Advice From the Greats: Deciding When to Retire a Product
Grow Your Business, Not Your Inbox
Sometimes, even the greats have to retire. Take, for example, the Gmail messaging service Google Talk: That veteran product has been around since 2005, but Google is discontinuing it because it believes its Hangouts service has a better future and will be a stronger business-messaging tool to put up against rivals such as Slack.
All the money in the world can’t buy more hours in a day, after all. If an exciting potential new venture sprouts up but brings with it tons of tasks, most business leaders won't consider trying to pile it onto an already full plate.
Newer businesses also often outgrow or outpace their original concepts, so their resources and focuses need to be shifted to the projects gaining steam. One of the worst things a business leader can do is allocate resources to products that do nothing to move the company's needle in a positive direction.
In short, when you narrow down your list of products or services, you’ll have the time, space and peace of mind to devote resources to what’s most productive.
Certainly you might hesitate to retire a product you’ve worked on for a long time, but sometimes that's the best option. Athletes especially understand that while retiring is difficult, it's eventually necessary. So, we turn to the sports world for some of the best quotes uttered by athletes who knew it was time to leave the stage -- er, arena.
"The last thing you want to do is finish playing or doing anything and wish you would have worked harder." -- Derek Jeter
Business connection: You might not succeed and become the next billionaire-entrepreneur, but if you give 100 percent of your effort, no one can ever say you didn’t try your hardest. Unfortunately, you can’t devote your best work to your business if your focus is split among too many products or services. So, direct your best efforts toward the projects that produce the best results and hold the most potential.
"I've missed more than 9,000 shots in my career. I've lost almost 300 games. Twenty-six times, I've been trusted to take the game-winning shot and missed. I've failed over and over and over again in my life. And that is why I succeed." -- Michael Jordan
Business connection: While you might view retiring a product or service as a failure, every failure gets you one step closer to success. Whether it directs you to do other things or shows you what you need to improve so you can succeed, every outcome serves as important evidence you can use to make future decisions. If a failure occurs, it's up to you to focus on the positive effects of the loss.
Business connection: You have to genuinely love and be passionate about what you're doing in any facet of life if you want to be successful. Most of us possess the ability to persevere, but we rarely exercise it to its fullest. Sometimes, pushing yourself to be successful means sacrificing the old way of doing business -- it might be the only way to move your company in the right direction.

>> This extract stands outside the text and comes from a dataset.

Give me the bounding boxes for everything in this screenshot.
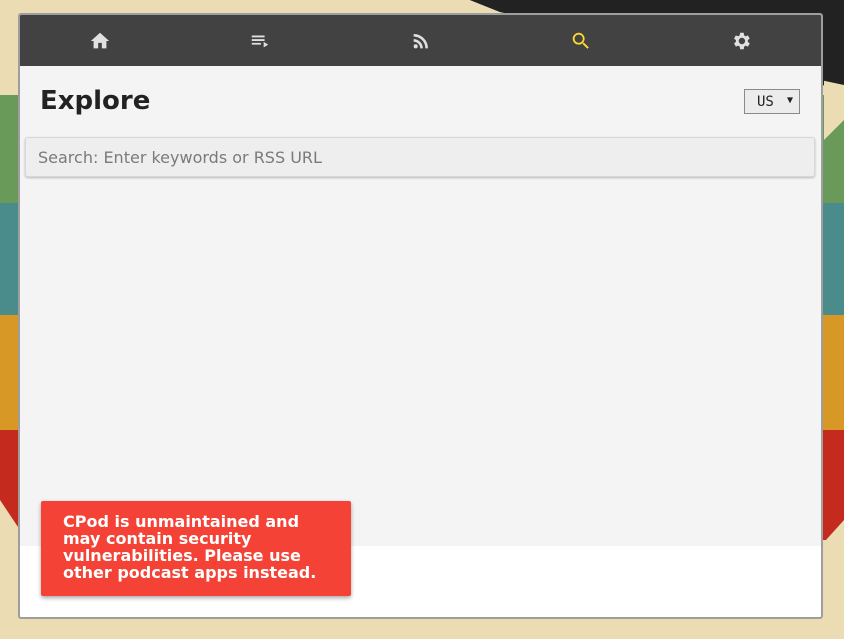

Business connection: Change is normal -- especially in business. When considering product retirement, CEOs often have to consider where their businesses are truly headed. Think about where you want your business to be in five years and how you’ll position yourself and your employees to get there. If you don't, you might get scored on and knocked out of the playoffs before you make it through the regular season.
"You're never guaranteed about next year. [When] people ask what you think of next season, you have to seize the opportunities when they're in front of you." -- Brett Favre
Business connection: When you narrow down your products or services, you save on one of the most precious resources you have: time. Time is nonrenewable. Never waste a moment on something that won't help your business move forward. We have only 24 hours in a day, and splitting ourselves into five people isn't possible. So, why waste one second on something with no future or purpose?
In every business, there comes a time when some expenses will outweigh income. Most CEOs of companies, both large and small, will have to choose when to shut down a project to focus on other ideas due to simple economics and time management.
As your business develops, you may find there’s a different way of doing business, so shifting your focus toward more productive services is the best option. If you clear out the parts of the business that take up the most time but produce the fewest results, you'll have the time to dedicate to the work needed to get your business from newborn to thriving adult.